The biggest irony with shelters that kill is the inherent contradiction in the message. How can a shelter argue that pets are a “lifetime responsibility” and should “not be discarded” especially “when problems occur” if they themselves do the very same thing? In other words, they are saying: “animals are not disposable and we will dispose of your animals.”
To these shelters, animals are not a lifetime responsibility, because when they “can't keep them,” they kill them. When “problems occur” such as a full shelter, URI, or some behaviour problem, they “discard” them with an overdose of barbiturates.
The message is loud and clear: animals are disposable. It is time for shelters to practice what they preach.
We see our most important role as providing quality, discounted desexing in an attempt to reduce cat overpopulation…
That is a laudable and important goal. But it is not enough. Otherwise we advance the argument that mass killing is necessary to fund mass sterilisation. That is not ethical.
While shelters provide low to no cost spay/neuter to reduce impounds, they must simultaneous care for the animals who will come to them. To do so in a responsible, humane and non-lethal manner, they need to also make a commitment to:
- A foster care network for underaged, traumatized, sick, injured, or other animals needing refuge before any sheltered animal is killed, unless the prognosis for rehabilitation of that individual animal is poor or grave;
- Comprehensive adoption programs that operate during weekend and evening hours and include offsite adoption venues;
- Medical and behavioral rehabilitation programs;
- Pet retention programs to solve medical, environmental, or behavioral problems and keep animals with their caring and responsible caregivers;
- Trap-Neuter-Return or Release (TNR) programs;
- Rescue group access to shelter animals;
- Volunteer programs to socialise animals, promote adoptions, and help in the operations of the shelter;
- Documentation before any animal is killed that all efforts to save the animal have been considered, including medical and behavioural rehabilitation, foster care, rescue groups, neuter and release, and adoption;
- An end to the policy of accepting trapped feral cats to be destroyed as unadoptable, and implementation of TNR as the accepted method of feral cat control by educating the public about TNR and offering TNR program services;
- An end to the use of temperament testing that results in killing animals who are not truly vicious (e.g., shy/timid cats and frightened dogs) but who can be placed in homes, or are feral cats who can be returned or released;
- Abolishment of trapping, lending traps to the public to capture animals, and support of trapping by shelters, governments, and pest control companies for the purposes of removing animals to be killed;
- An end to owner-requested killing of animals unless the shelter has made an independent determination that the animal is irremediably suffering or cannot be rehabilitated;
- The repeal of unenforceable and counter-productive animal control ordinances such as cat licensing and leash laws, pet limit laws, bans on feeding stray animals, and bans on specific breeds.

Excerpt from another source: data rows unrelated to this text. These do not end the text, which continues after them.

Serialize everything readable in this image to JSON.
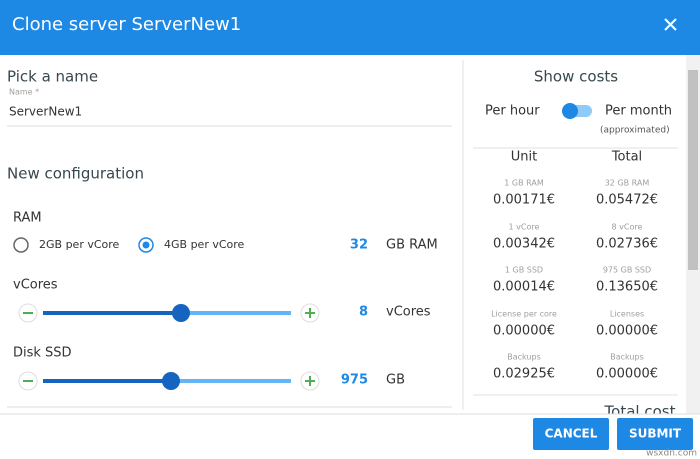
{
  "header": {
    "title": "Clone server ServerNew1"
  },
  "name_section": {
    "heading": "Pick a name",
    "field_label": "Name *",
    "field_value": "ServerNew1"
  },
  "configuration": {
    "heading": "New configuration",
    "ram": {
      "label": "RAM",
      "options": [
        "2GB per vCore",
        "4GB per vCore"
      ],
      "value": 32,
      "unit": "GB RAM"
    },
    "vcores": {
      "label": "vCores",
      "value": 8,
      "unit": "vCores"
    },
    "disk": {
      "label": "Disk SSD",
      "value": 975,
      "unit": "GB"
    }
  },
  "costs": {
    "heading": "Show costs",
    "toggle_left": "Per hour",
    "toggle_right": "Per month",
    "toggle_note": "(approximated)",
    "columns": [
      "Unit",
      "Total"
    ],
    "rows": [
      {
        "unit_label": "1 GB RAM",
        "unit_value": "0.00171€",
        "total_label": "32 GB RAM",
        "total_value": "0.05472€"
      },
      {
        "unit_label": "1 vCore",
        "unit_value": "0.00342€",
        "total_label": "8 vCore",
        "total_value": "0.02736€"
      },
      {
        "unit_label": "1 GB SSD",
        "unit_value": "0.00014€",
        "total_label": "975 GB SSD",
        "total_value": "0.13650€"
      },
      {
        "unit_label": "License per core",
        "unit_value": "0.00000€",
        "total_label": "Licenses",
        "total_value": "0.00000€"
      },
      {
        "unit_label": "Backups",
        "unit_value": "0.02925€",
        "total_label": "Backups",
        "total_value": "0.00000€"
      }
    ],
    "total_heading": "Total cost"
  },
  "footer": {
    "buttons": [
      "CANCEL",
      "SUBMIT"
    ]
  },
  "watermark": "wsxdn.com"
}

Finally, success will only be guaranteed when the animals are put first and welfare groups rise above their differences.
In a movement of conscience, promoting unity above spirited debate about what each group thinks is best for the animals can lead to stagnation, and may even allow animals to continue to suffer. If achieving movement unity is the primary goal that trumps all others, there would be no TNR, nor would there be a No Kill movement, because these efforts were done largely in opposition to and disagreement with the views of traditional shelters. Disagreement in the advancement of saving lives is absolutely crucial to the vitality of No Kill and our great hope for the future of this movement.
In any event, success will not come as long as we keep making excuses. Success will only be guaranteed when all shelters and animal welfare groups fully embrace the No Kill paradigm.